At long last, Montreal to compensate businesses hurt by public construction projects

Montreal merchants will qualify for up to $30,000 a year in compensation for disruptions caused by city construction projects, under a new plan unveiled Wednesday by Mayor Valérie Plante.

Mayor Valérie Plante sets aside $25M so businesses can receive up to $30K per year

A total of $25 million has been set aside by the City of Montreal to reimburse businesses for revenues lost during municipal construction projects. (Benjamin Shingler/CBC)

Montreal merchants will qualify for up to $30,000 a year in compensation for disruptions caused by city construction projects, under a new plan unveiled Wednesday by Mayor Valérie Plante.

The city is setting aside a total of $25 million, retroactive from Jan. 1, 2016 through to the end of 2021, to help those businesses affected by municipal work sites that prevent customers from easily accessing their restaurants and stores.

"When businesses do well, the whole community does well," Plante said while announcing the plan in the Plateau-Mont-Royal borough.

The business-assistance plan is part of Montreal's economic development strategy for 2018-2022.

That strategy includes $360 million over the next four years to bolster the city's economy, including a planned $74 million for investments in local businesses.

In the midst of construction in 2016 on St.

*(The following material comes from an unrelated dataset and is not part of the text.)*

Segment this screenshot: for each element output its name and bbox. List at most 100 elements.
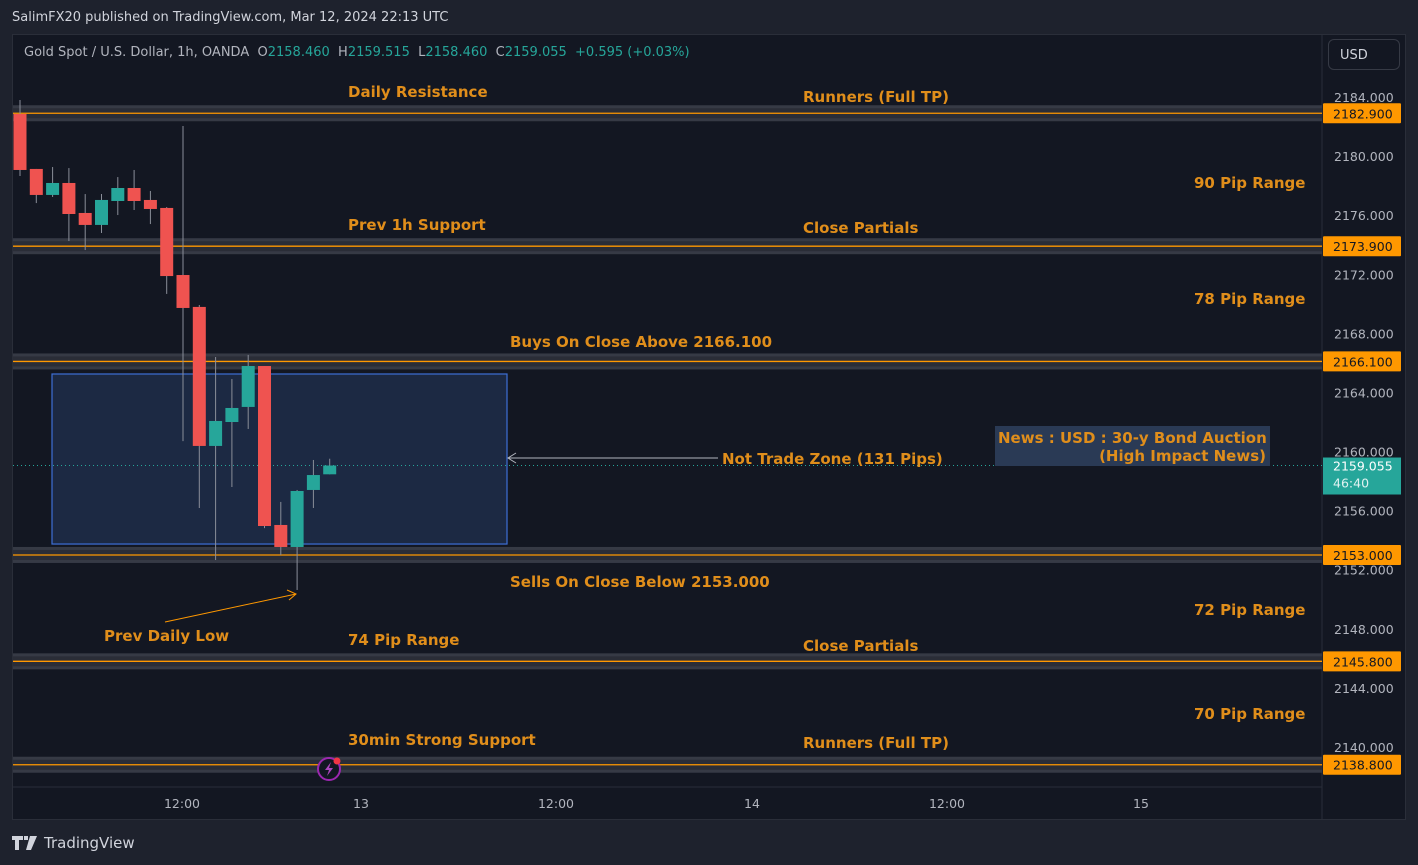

Denis Street, restaurant Le Hachoir took this tongue-in-cheek picture of its predicament. (Restaurant Hachoir/Facebook)

Plante first promised a construction compensation package during last fall's municipal election campaign. She said Montreal is now the only city in Canada to offer such a program. 

"It is a very positive and strong move in telling merchants, 'We want you to stay alive, of course, and keep your business up while we are doing construction that will benefit you in the long term,'" she said.

The business-assistance plan released Wednesday includes provisions to improve the image of commercial arteries, strengthening relationships with merchants' associations, financially supporting some startup businesses and aiding initiatives that temporarily occupy vacant space.

It's an extensive plan, Plante told reporters, that includes creating a "special status" for commercial arteries where the city will, for example, ensure the streets are cleaner and rethink snow-removal practices. 

There will also be a "nightlife policy," she said, that will support businesses while working to strike a balance with surrounding residents.

Merchants still face high taxes

Not included in the plan are changes to the taxes businesses have to pay. And even though the city promises help is coming on that front, some argue the matter is urgent. 

In the lead up to Wednesday's announcement, the advisory committee to the city's commercial development plan had made 23 recommendations on how Montreal can help support businesses.

Those recommendations included lightening merchants' tax burdens and making more services for businesses available online.

Desjardins CEO Guy Cormier headed that advisory committee. The Urban Development Institute of Quebec (UDI), a non-profit organization that represents the province's real estate industry, urged Plante to follow through on his recommendation to cut taxes. 

"The tax question was swept under the rug despite the recommendations of Guy Cormier," the UDI said in a tweet. "Yet, Montreal merchants are the most taxed in the country."

The opposition party at city hall also criticized the plan's failure to reduce business taxes. 

Ensemble Montréal added that merchants will only be eligible for financial compensation after submitting audited financial statements proving they have suffered losses.

"An action plan involves concrete measures," Lionel Perez, interim leader of Ensemble Montréal, said in a statement.

"At the moment, however, merchants still do not know when they will be able to receive the promised amounts."

Welcome relief, but distrust lingers

Downtown merchants, many of them beleaguered by seemingly unending construction projects, gave Plante's compensation package a mixed review. 

Road and sidewalk construction has long been an issue of contention for business owners across the city as, they say, blocking parking and entrances slashes revenues because customers can't easily access their store or restaurant.

There are numerous cases of businesses closing, leaving owners deeply in debt.

Khalid Benthami's Le Marrakech Store, located on St-Denis Street, has been in business for nearly two decades. The recent construction near his shop meant "there were no customers coming here" for an entire year, he said.

While his business survived, he said many others did not. Merchants asked the city for support, but nothing was done, he said. Construction finally finished in October, but the customer flow still hasn't returned eight months later.

The city's plan to offer merchants up to $30,000 in compensation will help, Benthami said, but it won't bring back all the closed stores.

Overall, he said he doesn't trust Plante's announcement considering previous calls for help were ignored by the city.

"I don't think they will do something," Benthami said. "I don't trust what they announced."

Construction on the $55-million refurbishment project for Saint-Hubert Plaza is expected to begin in August. (Ville de Montreal)

But Mike Parente, director of the St-Hubert Plaza merchants' association, praised the announcement.

"It's been a long time coming," said Parente. "Merchants will be happy with the announcement. We're happy with the announcement considering that we have some major infrastructure work that's going to be on our street starting this fall."

The offered $30,000 reimbursement will be enough for some merchants, Parente said, but not for everybody.

The city has to start somewhere, he said, but "we're hoping that the city readjusts to comfort and help the merchants in all ways possible."